When the photographer arrived, he realized that the event—in the middle of downtown in a city of nearly three million people—was actually an Adidas photo shoot. No matter, he tried to get his shots, but encountered a hostile crew:

However, moments after I started photographing I was spotted by a member of the crew who crossed the street to confront me.

He explained that these new Adidas running shoes weren’t launched yet, and therefore I couldn’t be taking photographs.
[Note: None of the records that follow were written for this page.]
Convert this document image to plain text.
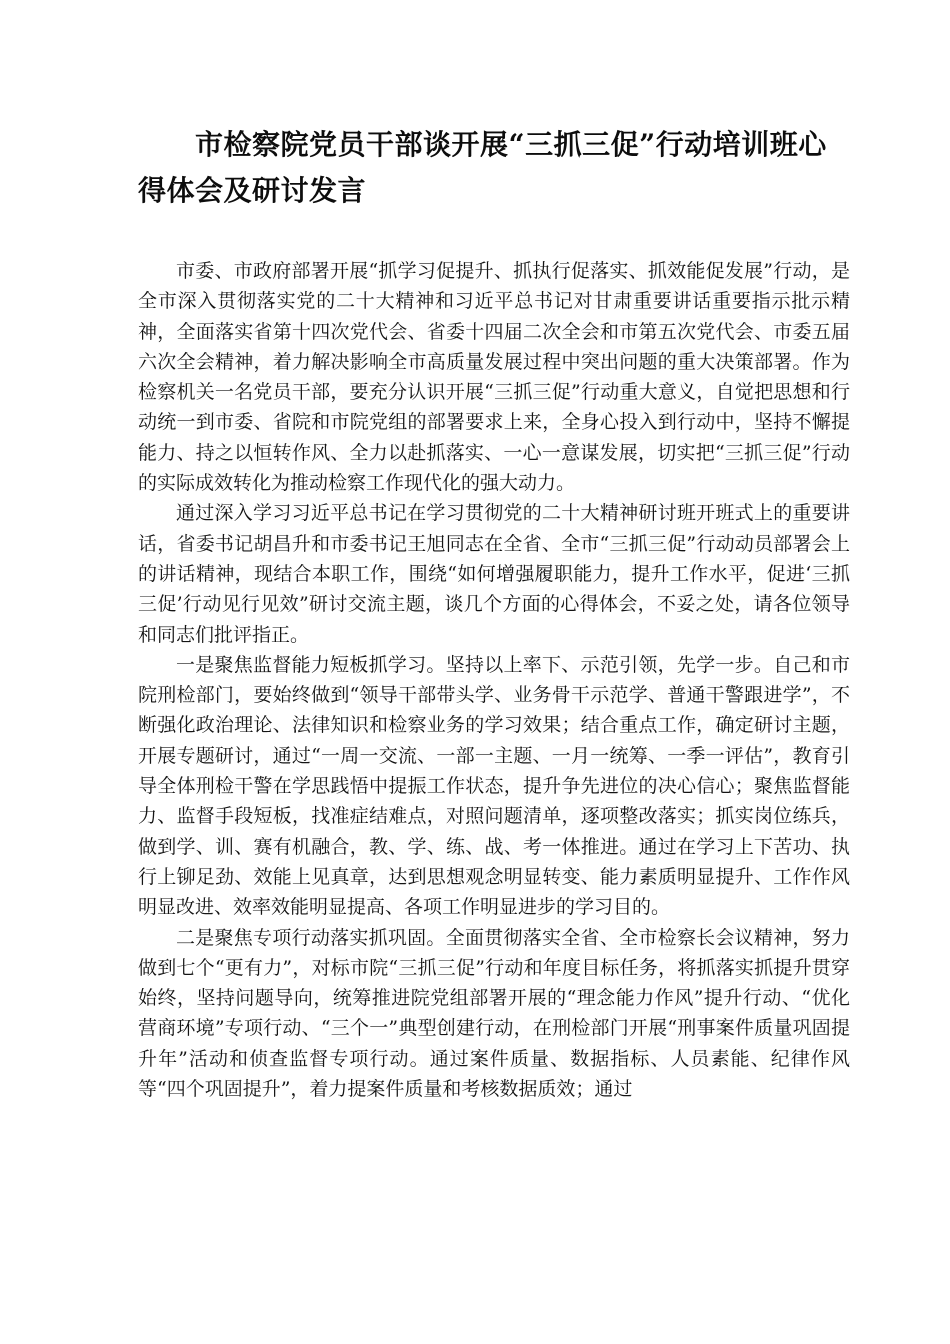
市检察院党员干部谈开展“三抓三促”行动培训班心得体会及研讨发言

市委、市政府部署开展“抓学习促提升、抓执行促落实、抓效能促发展”行动，是全市深入贯彻落实党的二十大精神和习近平总书记对甘肃重要讲话重要指示批示精神，全面落实省第十四次党代会、省委十四届二次全会和市第五次党代会、市委五届六次全会精神，着力解决影响全市高质量发展过程中突出问题的重大决策部署。作为检察机关一名党员干部，要充分认识开展“三抓三促”行动重大意义，自觉把思想和行动统一到市委、省院和市院党组的部署要求上来，全身心投入到行动中，坚持不懈提能力、持之以恒转作风、全力以赴抓落实、一心一意谋发展，切实把“三抓三促”行动的实际成效转化为推动检察工作现代化的强大动力。

通过深入学习习近平总书记在学习贯彻党的二十大精神研讨班开班式上的重要讲话，省委书记胡昌升和市委书记王旭同志在全省、全市“三抓三促”行动动员部署会上的讲话精神，现结合本职工作，围绕“如何增强履职能力，提升工作水平，促进‘三抓三促’行动见行见效”研讨交流主题，谈几个方面的心得体会，不妥之处，请各位领导和同志们批评指正。

一是聚焦监督能力短板抓学习。坚持以上率下、示范引领，先学一步。自己和市院刑检部门，要始终做到“领导干部带头学、业务骨干示范学、普通干警跟进学”，不断强化政治理论、法律知识和检察业务的学习效果；结合重点工作，确定研讨主题，开展专题研讨，通过“一周一交流、一部一主题、一月一统筹、一季一评估”，教育引导全体刑检干警在学思践悟中提振工作状态，提升争先进位的决心信心；聚焦监督能力、监督手段短板，找准症结难点，对照问题清单，逐项整改落实；抓实岗位练兵，做到学、训、赛有机融合，教、学、练、战、考一体推进。通过在学习上下苦功、执行上铆足劲、效能上见真章，达到思想观念明显转变、能力素质明显提升、工作作风明显改进、效率效能明显提高、各项工作明显进步的学习目的。

二是聚焦专项行动落实抓巩固。全面贯彻落实全省、全市检察长会议精神，努力做到七个“更有力”，对标市院“三抓三促”行动和年度目标任务，将抓落实抓提升贯穿始终，坚持问题导向，统筹推进院党组部署开展的“理念能力作风”提升行动、“优化营商环境”专项行动、“三个一”典型创建行动，在刑检部门开展“刑事案件质量巩固提升年”活动和侦查监督专项行动。通过案件质量、数据指标、人员素能、纪律作风等“四个巩固提升”，着力提案件质量和考核数据质效；通过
This doesn’t make any logical sense, of course. Whether or not the shoes have launched yet has no bearing on whether a member of the press is allowed to take photographs of an event occurring in the most public of public places. (Hint: They are.) Following the spurious logic, other crew members physically threatened the photographer, and went so far as to make what I think is a very weak death threat:

As I tried to take another photograph, a woman from the crew grabbed my camera and tried to block me from photographing the model wearing the Adidas shoes. As I tried to move away from her the man with a fake snow machine on his back told me if he wasn’t working right now that that he’d “take care” of me, whatever that means, before pointing his fake snow gun at my camera and spraying me.

So what are these shoes that Adidas is trying so desperately to prevent from being seen while shooting a commercial in literally one of the most crowded places in the country? These:

Hmm, let’s get closer.

Still can’t really see them.

Can we get a little bit closer?

Great, now we’ve all seen Adidas’s dumb shoes. This better not have been an ingenious viral marketing gag.